[PATCH] D97062: [AMDGPU] Use divergent addresses for vector loads

Fri Feb 19 09:29:02 PST 2021

foad created this revision.
foad added reviewers: arsenm, rampitec.
Herald added subscribers: kerbowa, t-tye, tpr, dstuttard, yaxunl, nhaehnle, jvesely, kzhuravl.
foad requested review of this revision.
Herald added subscribers: llvm-commits, wdng.
Herald added a project: LLVM.

Change some test cases to use divergent addresses for vector loads,
which should be the common case in real world code. Using uniform
addresses causes poor instruction selection for the surrounding
code which has to be fixed up post-register-allocation, and this causes
a lot of testsuite churn for a forthcoming patch to stop selecting
24-bit vector multiply instructions for uniform multiplies.

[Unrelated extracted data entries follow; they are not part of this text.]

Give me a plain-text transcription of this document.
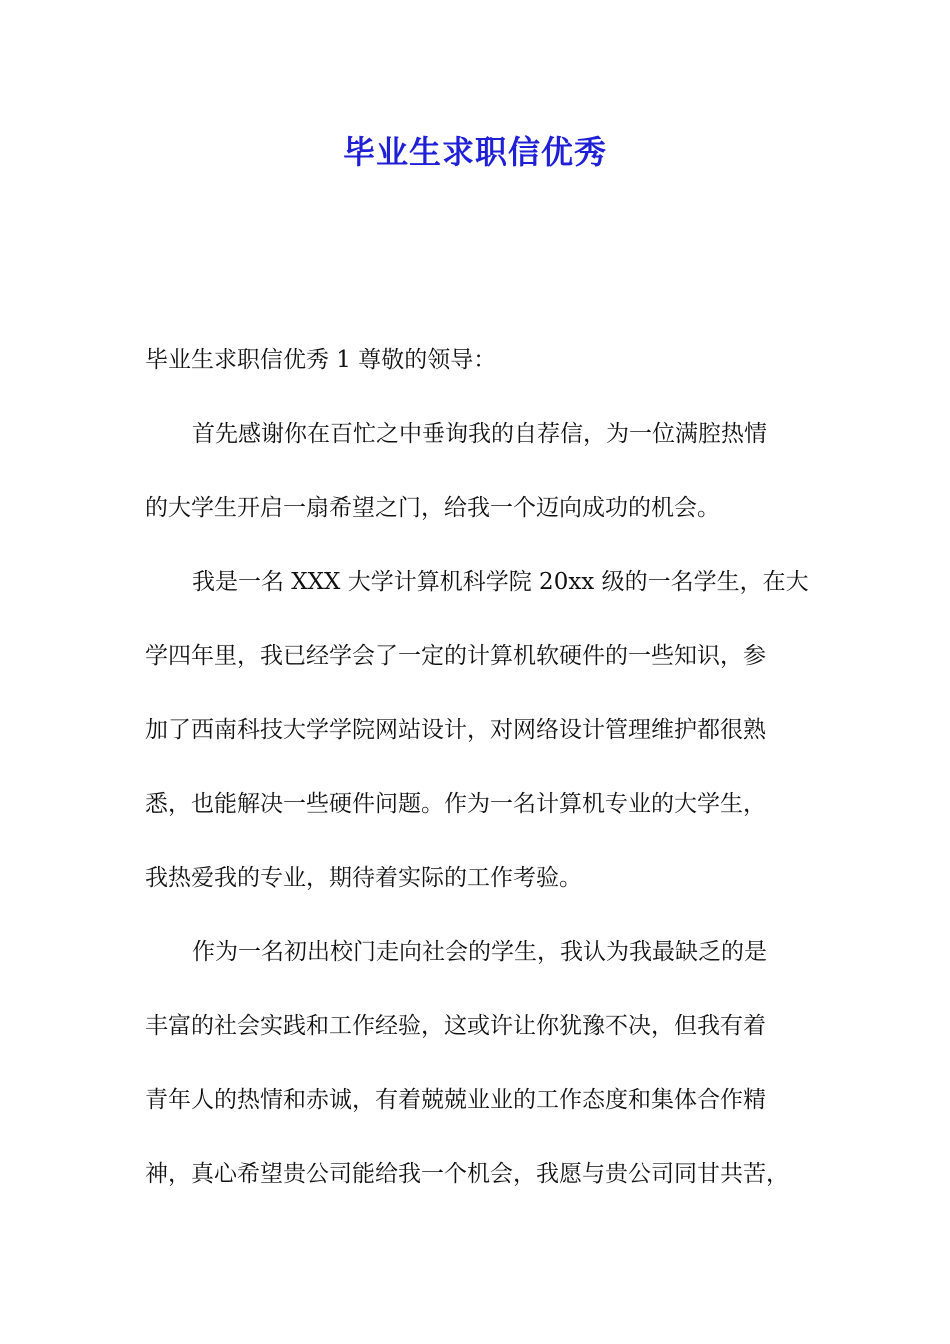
毕业生求职信优秀
毕业生求职信优秀 1 尊敬的领导：
首先感谢你在百忙之中垂询我的自荐信，为一位满腔热情
的大学生开启一扇希望之门，给我一个迈向成功的机会。
我是一名 XXX 大学计算机科学院 20xx 级的一名学生，在大
学四年里，我已经学会了一定的计算机软硬件的一些知识，参
加了西南科技大学学院网站设计，对网络设计管理维护都很熟
悉，也能解决一些硬件问题。作为一名计算机专业的大学生，
我热爱我的专业，期待着实际的工作考验。
作为一名初出校门走向社会的学生，我认为我最缺乏的是
丰富的社会实践和工作经验，这或许让你犹豫不决，但我有着
青年人的热情和赤诚，有着兢兢业业的工作态度和集体合作精
神，真心希望贵公司能给我一个机会，我愿与贵公司同甘共苦，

This shows up some problems in the idot tests where we fail to select
v_dot instructions because the patterns only match MUL_[UI]24 ISD nodes,
but the DAG contains i16 mul nodes instead.

Repository:
  rG LLVM Github Monorepo

https://reviews.llvm.org/D97062

Files:
  llvm/test/CodeGen/AMDGPU/idot2.ll
  llvm/test/CodeGen/AMDGPU/idot4s.ll
  llvm/test/CodeGen/AMDGPU/idot4u.ll
  llvm/test/CodeGen/AMDGPU/idot8s.ll
  llvm/test/CodeGen/AMDGPU/idot8u.ll
  llvm/test/CodeGen/AMDGPU/llvm.amdgcn.buffer.load.ll
  llvm/test/CodeGen/AMDGPU/sdwa-peephole.ll